Re: Multiprocessing.Queue - I want to end.

Discussion in 'Python' started by Hendrik van Rooyen, May 1, 2009.

  1. "Luis Zarrabeitia" <> wrote:

    8< -------explanation and example of one producer, --------
    8< -------more consumers and one queue --------------------

    >As you can see, I'm sending one 'None' per consumer, and hoping that no
    >consumer will read more than one None. While this particular implementation


    You don't have to hope. You can write the consumers that way to guarantee it.

    >ensures that, it is very fragile. Is there any way to signal the consumers?


    Signalling is not easy - you can signal a process, but I doubt if it is
    possible to signal a thread in a process.

    >(or better yet, the queue itself, as it is shared by all consumers?)
    >Should "close" work for this? (raise the exception when the queue is
    >exhausted, not when it is closed by the producer).
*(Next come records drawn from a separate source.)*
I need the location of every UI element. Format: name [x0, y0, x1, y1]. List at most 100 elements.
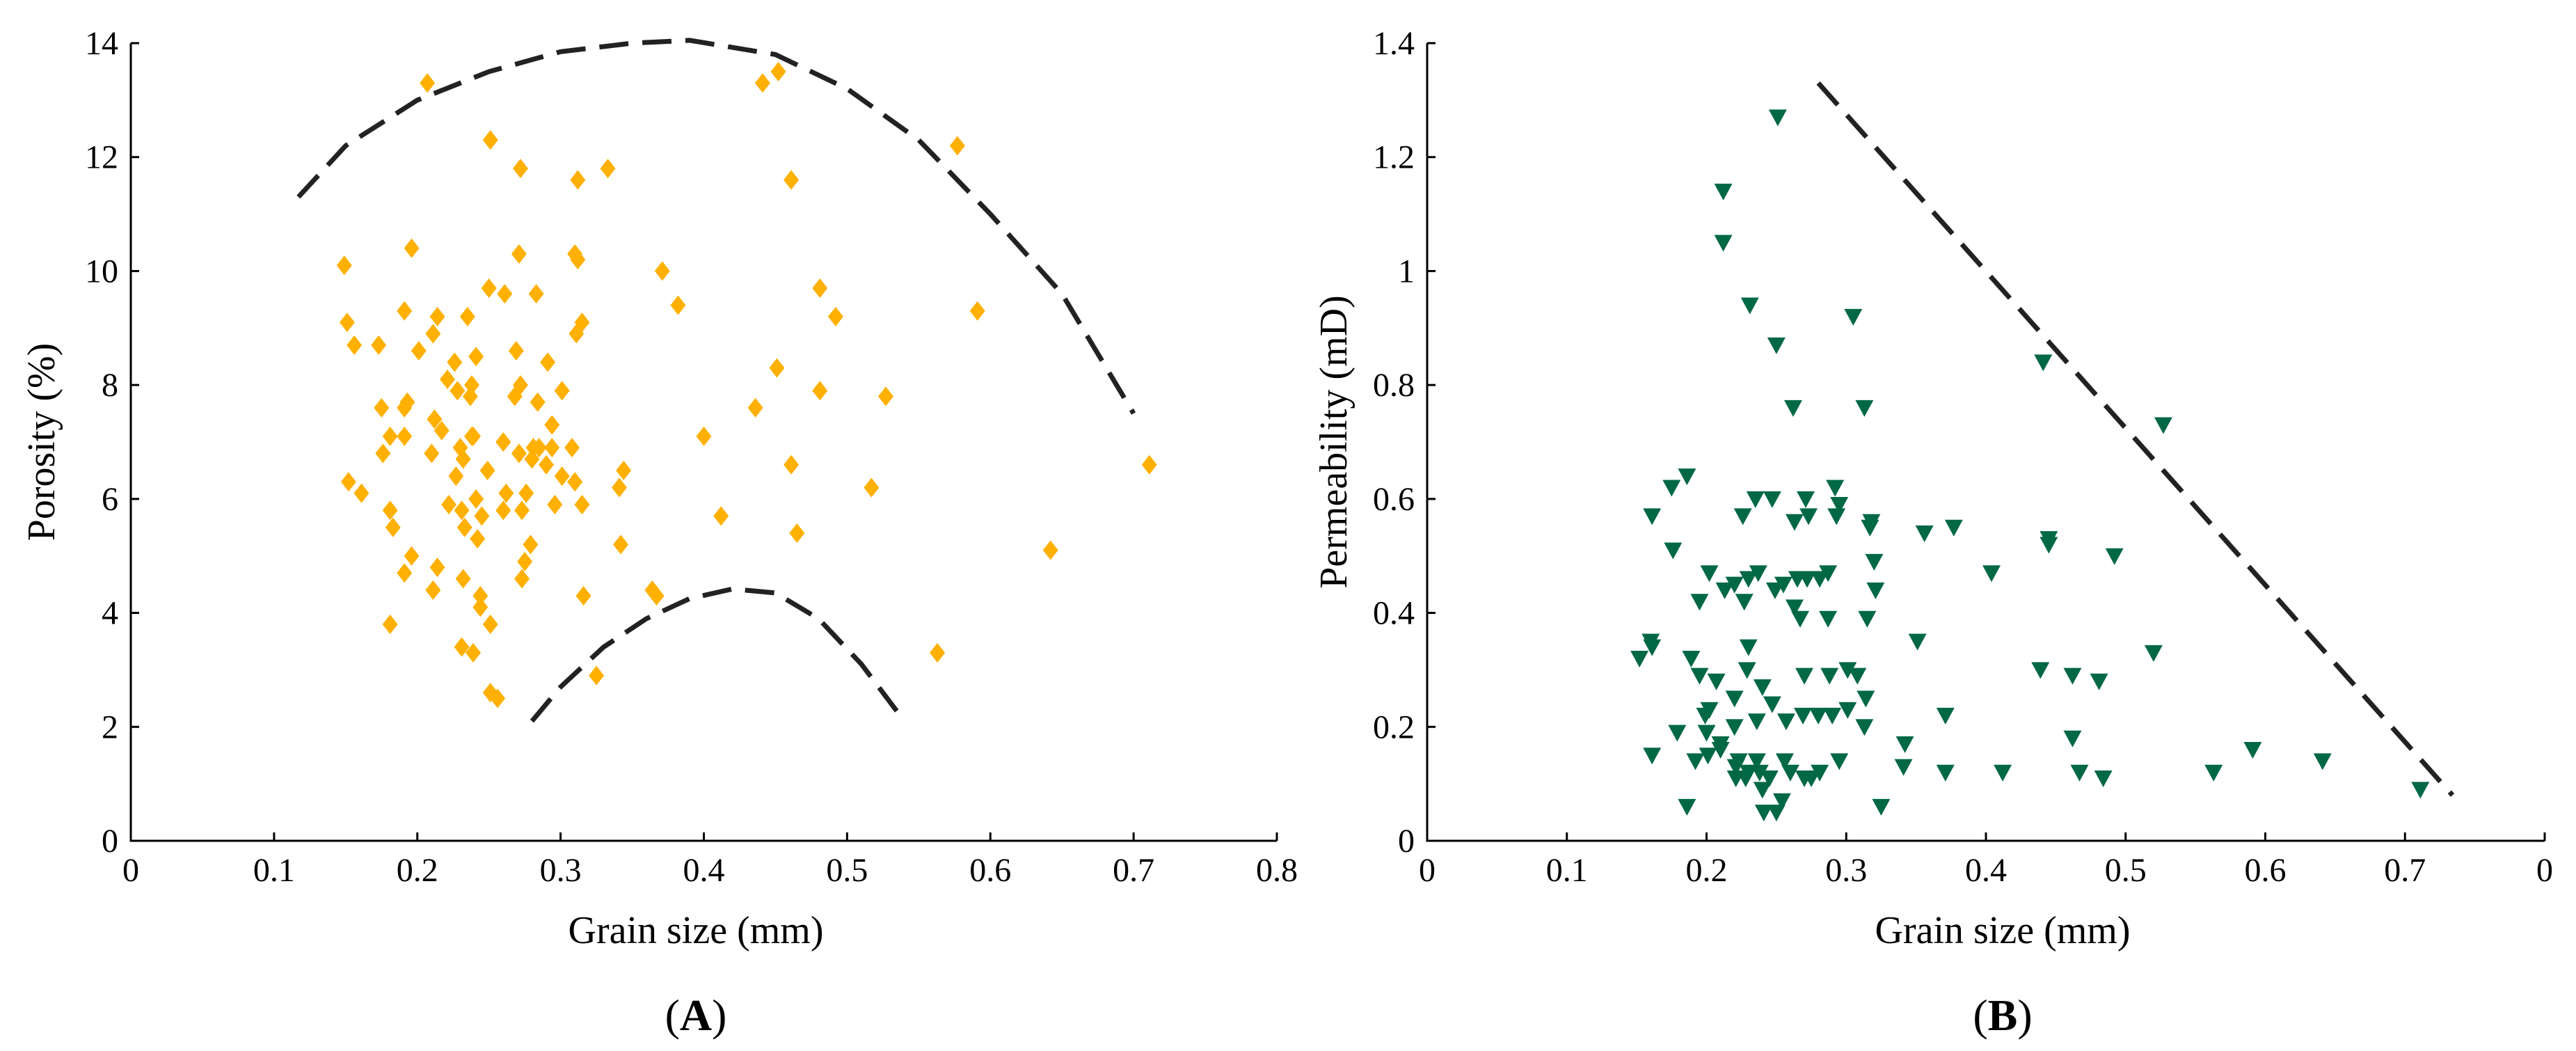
panel-a-data-point [827, 306, 843, 326]
panel-a-data-point [455, 449, 471, 469]
panel-a-data-point [353, 483, 369, 503]
panel-b-data-point [2040, 531, 2058, 548]
panel-a-data-point [482, 614, 498, 634]
panel-b-data-point [2411, 782, 2430, 799]
panel-a-data-point [511, 443, 527, 464]
panel-a-data-point [397, 563, 413, 583]
panel-a-data-point [713, 506, 729, 526]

    I haven't the foggiest if this will work, and it seems to me to be kind
    of involved compared to passing a sentinel or sentinels.

    And while we are on the subject - Passing None as a sentinel is IMO as
    good as or better than passing "XXZulu This is the End uluZXX",
    or any other imaginative string that is not likely to occur naturally
    in the input.

    I have always wondered why people do the one queue many getters thing.

    Given that the stuff you pass is homogenous in that it will require a
    similar amount of effort to process, is there not a case to be made
    to have as many queues as consumers, and to round robin the work?

    And if the stuff you pass around needs disparate effort to consume,
    it seems to me that you can more easily balance the load by having
    specialised consumers, instead of instances of one humungous
    "I can eat anything" consumer.

    I also think that having a queue per consumer thread makes it easier
    to replace the threads with processes and the queues with pipes or
    sockets if you need to do serious scaling later.

    In fact I happen to believe that anything that does any work needs
    one and only one input queue and nothing else, but I am peculiar
    that way.

    - Hendrik
    Hendrik van Rooyen, May 1, 2009
    #1
    1. Advertising

  2. Hendrik van Rooyen schreef:
    > I have always wondered why people do the one queue many getters thing.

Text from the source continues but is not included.